Search code examples
torch

Torch7 ClassNLLCriterion()


I've been trying for a whole day to get my code to work but it fails despite the inputs and outputs being consistent.

Someone mentioned somewhere that classnllcliterion does not accept values less than or equal to zero.

How am I supposed to go about training this network. here is part of my code, I suppose it fails when in backward here the models output may contain -ve values.
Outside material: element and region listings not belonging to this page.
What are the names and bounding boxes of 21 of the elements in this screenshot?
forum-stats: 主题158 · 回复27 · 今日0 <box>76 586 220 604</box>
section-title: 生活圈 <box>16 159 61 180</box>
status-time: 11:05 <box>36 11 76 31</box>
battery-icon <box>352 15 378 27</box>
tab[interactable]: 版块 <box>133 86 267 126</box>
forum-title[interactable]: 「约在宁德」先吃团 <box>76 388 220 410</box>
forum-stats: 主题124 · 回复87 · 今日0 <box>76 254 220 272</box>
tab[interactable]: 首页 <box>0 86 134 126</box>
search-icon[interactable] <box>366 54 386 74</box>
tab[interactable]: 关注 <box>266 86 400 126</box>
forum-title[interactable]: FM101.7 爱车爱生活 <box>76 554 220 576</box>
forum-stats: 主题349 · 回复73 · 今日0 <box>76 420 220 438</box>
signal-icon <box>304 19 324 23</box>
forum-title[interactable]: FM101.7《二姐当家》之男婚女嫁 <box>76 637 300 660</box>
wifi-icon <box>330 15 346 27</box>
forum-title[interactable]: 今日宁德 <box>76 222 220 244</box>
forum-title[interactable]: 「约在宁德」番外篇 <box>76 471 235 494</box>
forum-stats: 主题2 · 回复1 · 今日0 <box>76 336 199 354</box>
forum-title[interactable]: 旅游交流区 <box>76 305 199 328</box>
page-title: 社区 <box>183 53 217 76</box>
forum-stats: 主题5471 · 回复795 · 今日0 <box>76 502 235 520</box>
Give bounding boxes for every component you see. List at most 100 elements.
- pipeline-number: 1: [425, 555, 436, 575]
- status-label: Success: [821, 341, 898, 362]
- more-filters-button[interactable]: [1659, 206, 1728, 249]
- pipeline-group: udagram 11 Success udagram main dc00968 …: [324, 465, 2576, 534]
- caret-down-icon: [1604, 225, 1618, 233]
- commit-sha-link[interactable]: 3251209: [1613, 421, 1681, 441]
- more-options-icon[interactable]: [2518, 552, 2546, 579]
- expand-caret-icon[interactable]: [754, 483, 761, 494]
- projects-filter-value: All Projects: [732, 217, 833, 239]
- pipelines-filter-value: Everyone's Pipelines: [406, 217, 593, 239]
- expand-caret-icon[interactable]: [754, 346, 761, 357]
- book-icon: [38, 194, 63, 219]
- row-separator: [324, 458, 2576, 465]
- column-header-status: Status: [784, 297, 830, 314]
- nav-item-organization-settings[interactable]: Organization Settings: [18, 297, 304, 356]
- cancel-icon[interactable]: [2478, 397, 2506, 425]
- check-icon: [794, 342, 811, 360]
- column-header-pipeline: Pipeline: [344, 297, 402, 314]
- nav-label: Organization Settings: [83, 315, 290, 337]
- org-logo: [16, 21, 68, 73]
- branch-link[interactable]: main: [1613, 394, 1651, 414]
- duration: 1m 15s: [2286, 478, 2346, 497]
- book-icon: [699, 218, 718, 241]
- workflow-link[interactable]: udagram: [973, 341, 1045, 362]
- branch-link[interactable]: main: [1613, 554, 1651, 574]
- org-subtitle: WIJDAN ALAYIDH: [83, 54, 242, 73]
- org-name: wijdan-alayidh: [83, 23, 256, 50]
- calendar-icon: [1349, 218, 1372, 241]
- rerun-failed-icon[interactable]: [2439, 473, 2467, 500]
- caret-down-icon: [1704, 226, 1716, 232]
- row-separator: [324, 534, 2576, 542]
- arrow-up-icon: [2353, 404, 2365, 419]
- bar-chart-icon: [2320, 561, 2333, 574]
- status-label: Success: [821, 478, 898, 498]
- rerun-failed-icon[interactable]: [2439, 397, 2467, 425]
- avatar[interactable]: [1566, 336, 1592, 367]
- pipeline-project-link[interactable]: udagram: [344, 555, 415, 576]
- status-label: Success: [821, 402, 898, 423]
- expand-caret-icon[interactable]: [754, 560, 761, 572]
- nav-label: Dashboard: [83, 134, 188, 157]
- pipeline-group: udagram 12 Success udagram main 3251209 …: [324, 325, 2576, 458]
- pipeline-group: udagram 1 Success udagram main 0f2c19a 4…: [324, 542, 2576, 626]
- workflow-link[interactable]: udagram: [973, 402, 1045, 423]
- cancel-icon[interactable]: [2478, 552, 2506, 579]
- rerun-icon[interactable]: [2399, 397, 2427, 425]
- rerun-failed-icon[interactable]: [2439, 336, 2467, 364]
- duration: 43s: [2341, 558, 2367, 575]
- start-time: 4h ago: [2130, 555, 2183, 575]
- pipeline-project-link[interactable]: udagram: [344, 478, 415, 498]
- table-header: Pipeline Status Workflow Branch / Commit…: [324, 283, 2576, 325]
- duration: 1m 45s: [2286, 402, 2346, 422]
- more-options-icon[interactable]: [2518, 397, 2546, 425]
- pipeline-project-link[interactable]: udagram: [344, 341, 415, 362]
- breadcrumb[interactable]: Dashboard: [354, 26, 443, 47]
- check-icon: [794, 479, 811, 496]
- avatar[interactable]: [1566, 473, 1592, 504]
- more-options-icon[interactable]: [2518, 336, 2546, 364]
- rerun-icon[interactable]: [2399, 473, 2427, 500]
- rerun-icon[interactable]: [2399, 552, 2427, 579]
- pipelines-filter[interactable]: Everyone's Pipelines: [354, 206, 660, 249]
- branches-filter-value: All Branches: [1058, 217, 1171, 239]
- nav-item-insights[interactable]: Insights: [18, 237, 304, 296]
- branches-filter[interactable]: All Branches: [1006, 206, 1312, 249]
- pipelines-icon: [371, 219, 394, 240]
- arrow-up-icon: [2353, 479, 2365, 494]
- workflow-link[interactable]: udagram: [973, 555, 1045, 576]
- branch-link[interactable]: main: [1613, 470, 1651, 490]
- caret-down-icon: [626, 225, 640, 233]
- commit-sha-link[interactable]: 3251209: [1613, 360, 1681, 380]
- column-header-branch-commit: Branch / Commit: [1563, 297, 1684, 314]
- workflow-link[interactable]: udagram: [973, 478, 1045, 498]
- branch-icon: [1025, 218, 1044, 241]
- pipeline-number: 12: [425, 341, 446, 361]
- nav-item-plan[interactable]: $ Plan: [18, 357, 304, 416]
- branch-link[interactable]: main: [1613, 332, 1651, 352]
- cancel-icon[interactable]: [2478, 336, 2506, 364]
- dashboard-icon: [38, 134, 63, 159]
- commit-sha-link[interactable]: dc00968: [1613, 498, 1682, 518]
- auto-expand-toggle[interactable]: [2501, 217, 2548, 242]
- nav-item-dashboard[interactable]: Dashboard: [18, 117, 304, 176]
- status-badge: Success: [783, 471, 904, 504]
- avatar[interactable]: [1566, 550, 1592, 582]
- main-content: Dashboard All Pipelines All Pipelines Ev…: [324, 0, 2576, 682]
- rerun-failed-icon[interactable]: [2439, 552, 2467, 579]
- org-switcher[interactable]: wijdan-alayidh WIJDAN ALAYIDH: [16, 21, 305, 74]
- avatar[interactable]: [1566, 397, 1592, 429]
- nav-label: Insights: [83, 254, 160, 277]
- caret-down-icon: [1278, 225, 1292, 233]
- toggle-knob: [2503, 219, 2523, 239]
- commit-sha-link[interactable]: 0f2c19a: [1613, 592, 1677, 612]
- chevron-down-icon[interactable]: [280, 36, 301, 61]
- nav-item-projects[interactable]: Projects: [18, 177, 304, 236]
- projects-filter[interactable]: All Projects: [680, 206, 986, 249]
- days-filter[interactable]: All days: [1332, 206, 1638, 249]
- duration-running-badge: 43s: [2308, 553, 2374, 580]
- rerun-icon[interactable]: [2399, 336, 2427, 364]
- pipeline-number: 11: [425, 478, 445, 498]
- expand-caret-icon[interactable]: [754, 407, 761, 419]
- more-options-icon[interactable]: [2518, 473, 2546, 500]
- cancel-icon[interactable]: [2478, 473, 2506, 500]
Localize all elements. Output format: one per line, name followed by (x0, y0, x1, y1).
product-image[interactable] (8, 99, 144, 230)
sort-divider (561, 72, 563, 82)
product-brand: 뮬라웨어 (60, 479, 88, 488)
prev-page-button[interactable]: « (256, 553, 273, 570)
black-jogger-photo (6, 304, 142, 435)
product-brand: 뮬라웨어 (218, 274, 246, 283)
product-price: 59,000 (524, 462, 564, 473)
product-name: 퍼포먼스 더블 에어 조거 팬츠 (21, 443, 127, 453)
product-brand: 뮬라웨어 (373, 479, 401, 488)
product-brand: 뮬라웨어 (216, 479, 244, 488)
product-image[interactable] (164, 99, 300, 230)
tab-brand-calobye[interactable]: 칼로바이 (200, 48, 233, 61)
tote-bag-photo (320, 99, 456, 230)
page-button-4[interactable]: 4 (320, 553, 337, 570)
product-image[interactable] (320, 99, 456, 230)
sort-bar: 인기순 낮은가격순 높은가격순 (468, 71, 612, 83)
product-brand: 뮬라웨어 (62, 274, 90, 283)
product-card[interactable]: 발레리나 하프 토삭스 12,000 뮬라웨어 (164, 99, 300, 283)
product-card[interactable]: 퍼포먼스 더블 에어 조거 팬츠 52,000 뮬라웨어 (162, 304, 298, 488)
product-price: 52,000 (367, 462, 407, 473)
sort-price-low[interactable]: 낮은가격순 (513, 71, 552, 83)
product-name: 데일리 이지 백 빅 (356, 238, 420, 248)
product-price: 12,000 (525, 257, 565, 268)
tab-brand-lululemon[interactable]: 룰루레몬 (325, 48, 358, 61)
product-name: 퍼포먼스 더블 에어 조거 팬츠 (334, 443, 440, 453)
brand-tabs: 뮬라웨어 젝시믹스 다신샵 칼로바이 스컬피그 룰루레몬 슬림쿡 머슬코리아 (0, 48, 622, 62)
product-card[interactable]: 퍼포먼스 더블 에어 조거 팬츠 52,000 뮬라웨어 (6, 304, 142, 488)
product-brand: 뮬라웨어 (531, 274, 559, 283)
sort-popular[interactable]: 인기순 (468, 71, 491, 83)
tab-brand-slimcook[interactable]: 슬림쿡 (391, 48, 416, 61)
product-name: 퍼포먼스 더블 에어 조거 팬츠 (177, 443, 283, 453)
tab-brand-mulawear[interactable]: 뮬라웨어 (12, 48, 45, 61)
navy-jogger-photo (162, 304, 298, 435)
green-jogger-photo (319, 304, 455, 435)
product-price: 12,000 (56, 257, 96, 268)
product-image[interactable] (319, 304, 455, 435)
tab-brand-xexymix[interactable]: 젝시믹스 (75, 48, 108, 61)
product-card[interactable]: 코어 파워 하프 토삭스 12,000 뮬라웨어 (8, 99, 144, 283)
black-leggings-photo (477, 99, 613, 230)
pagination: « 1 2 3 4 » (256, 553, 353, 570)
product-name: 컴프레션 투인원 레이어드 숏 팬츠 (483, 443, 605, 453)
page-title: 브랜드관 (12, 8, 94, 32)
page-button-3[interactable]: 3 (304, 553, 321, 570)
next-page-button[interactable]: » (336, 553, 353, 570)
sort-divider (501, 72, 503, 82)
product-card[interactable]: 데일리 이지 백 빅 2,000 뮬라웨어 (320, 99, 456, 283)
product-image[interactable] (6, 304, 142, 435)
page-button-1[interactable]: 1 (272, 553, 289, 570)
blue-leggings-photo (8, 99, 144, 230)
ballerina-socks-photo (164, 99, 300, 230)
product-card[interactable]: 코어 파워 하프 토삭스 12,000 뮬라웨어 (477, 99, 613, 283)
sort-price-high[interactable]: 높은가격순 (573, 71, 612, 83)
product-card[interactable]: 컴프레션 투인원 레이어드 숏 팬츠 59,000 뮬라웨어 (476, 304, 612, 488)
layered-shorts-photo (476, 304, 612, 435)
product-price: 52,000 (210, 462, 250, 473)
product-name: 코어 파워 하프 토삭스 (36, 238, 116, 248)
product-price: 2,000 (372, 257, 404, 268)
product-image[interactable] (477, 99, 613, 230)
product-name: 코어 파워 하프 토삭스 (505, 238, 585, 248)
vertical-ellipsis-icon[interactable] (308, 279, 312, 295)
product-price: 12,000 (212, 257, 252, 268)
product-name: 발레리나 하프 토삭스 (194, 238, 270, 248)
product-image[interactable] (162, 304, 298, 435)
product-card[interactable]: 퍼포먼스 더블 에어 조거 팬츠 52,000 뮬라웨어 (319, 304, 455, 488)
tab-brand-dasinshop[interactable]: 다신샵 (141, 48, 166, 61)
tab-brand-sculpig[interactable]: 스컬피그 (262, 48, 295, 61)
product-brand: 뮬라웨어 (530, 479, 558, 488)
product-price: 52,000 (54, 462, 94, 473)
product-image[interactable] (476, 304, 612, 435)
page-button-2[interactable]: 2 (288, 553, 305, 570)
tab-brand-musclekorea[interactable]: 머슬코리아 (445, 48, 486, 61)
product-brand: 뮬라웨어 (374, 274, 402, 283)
However when I switch to meansquarederror criterion, the code works just fine.

ninputs = 22; noutputs = 3
hidden =22


model = nn.Sequential() 
model:add(nn.Linear(ninputs, hidden)) -- define the only module
model:add(nn.Tanh())
model:add(nn.Linear(hidden, noutputs))
model:add(nn.LogSoftMax())
----------------------------------------------------------------------
-- 3. Define a loss function, to be minimized.

-- In that example, we minimize the Mean Square Error (MSE) between
-- the predictions of our linear model and the groundtruth available
-- in the dataset.

-- Torch provides many common criterions to train neural networks.

criterion = nn.ClassNLLCriterion()


----------------------------------------------------------------------
-- 4. Train the model
i=1
mean = {}
std = {}





-- To minimize the loss defined above, using the linear model defined
-- in 'model', we follow a stochastic gradient descent procedure (SGD).

-- SGD is a good optimization algorithm when the amount of training data
-- is large, and estimating the gradient of the loss function over the 
-- entire training set is too costly.

-- Given an arbitrarily complex model, we can retrieve its trainable
-- parameters, and the gradients of our loss function wrt these 
-- parameters by doing so:

x, dl_dx = model:getParameters()

-- In the following code, we define a closure, feval, which computes
-- the value of the loss function at a given point x, and the gradient of
-- that function with respect to x. x is the vector of trainable weights,
-- which, in this example, are all the weights of the linear matrix of
-- our model, plus one bias.

feval = function(x_new)
   -- set x to x_new, if differnt
   -- (in this simple example, x_new will typically always point to x,
   -- so the copy is really useless)
   if x ~= x_new then
      x:copy(x_new)
   end

   -- select a new training sample
   _nidx_ = (_nidx_ or 0) + 1
   if _nidx_ > (#csv_tensor)[1] then _nidx_ = 1 end

   local sample = csv_tensor[_nidx_]
   local target = sample[{ {23,25} }]
   local inputs = sample[{ {1,22} }]    -- slicing of arrays.

   -- reset gradients (gradients are always accumulated, to accommodate 
   -- batch methods)
   dl_dx:zero()

   -- evaluate the loss function and its derivative wrt x, for that sample
   local loss_x = criterion:forward(model:forward(inputs), target)
   model:backward(inputs, criterion:backward(model.output, target))

   -- return loss(x) and dloss/dx
   return loss_x, dl_dx
end

The error received is

/home/stormy/torch/install/bin/luajit: /home/stormy/torch/install/share/lua/5.1/nn/THNN.lua:110: Assertion `cur_target >= 0 && cur_target < n_classes' failed. at /home/stormy/torch/extra/nn/lib/THNN/generic/ClassNLLCriterion.c:45 stack traceback: [C]: in function 'v' /home/stormy/torch/install/share/lua/5.1/nn/THNN.lua:110: in function 'ClassNLLCriterion_updateOutput' ...rmy/torch/install/share/lua/5.1/nn/ClassNLLCriterion.lua:43: in function 'forward' nn.lua:178: in function 'opfunc' /home/stormy/torch/install/share/lua/5.1/optim/sgd.lua:44: in function 'sgd' nn.lua:222: in main chunk [C]: in function 'dofile' ...ormy/torch/install/lib/luarocks/rocks/trepl/scm-1/bin/th:145: in main chunk [C]: at 0x00405d50


Solution

  • The error message results from passing in targets that are out of bounds. For example:

    m = nn.ClassNLLCriterion()
    nClasses = 3
    nBatch = 10
    net_output = torch.randn(nBatch, nClasses)
    targets = torch.Tensor(10):random(1,3) -- targets are between 1 and 3
    m:forward(net_output, targets)
    m:backward(net_output, targets)
    
    Now, see the bad example (that you suffer from)
    targets[5] = 13 -- an out of bounds set of classes
    targets[4] = 0 -- an out of bounds set of classes
    -- these lines below will error
    m:forward(net_output, targets)
    m:backward(net_output, targets)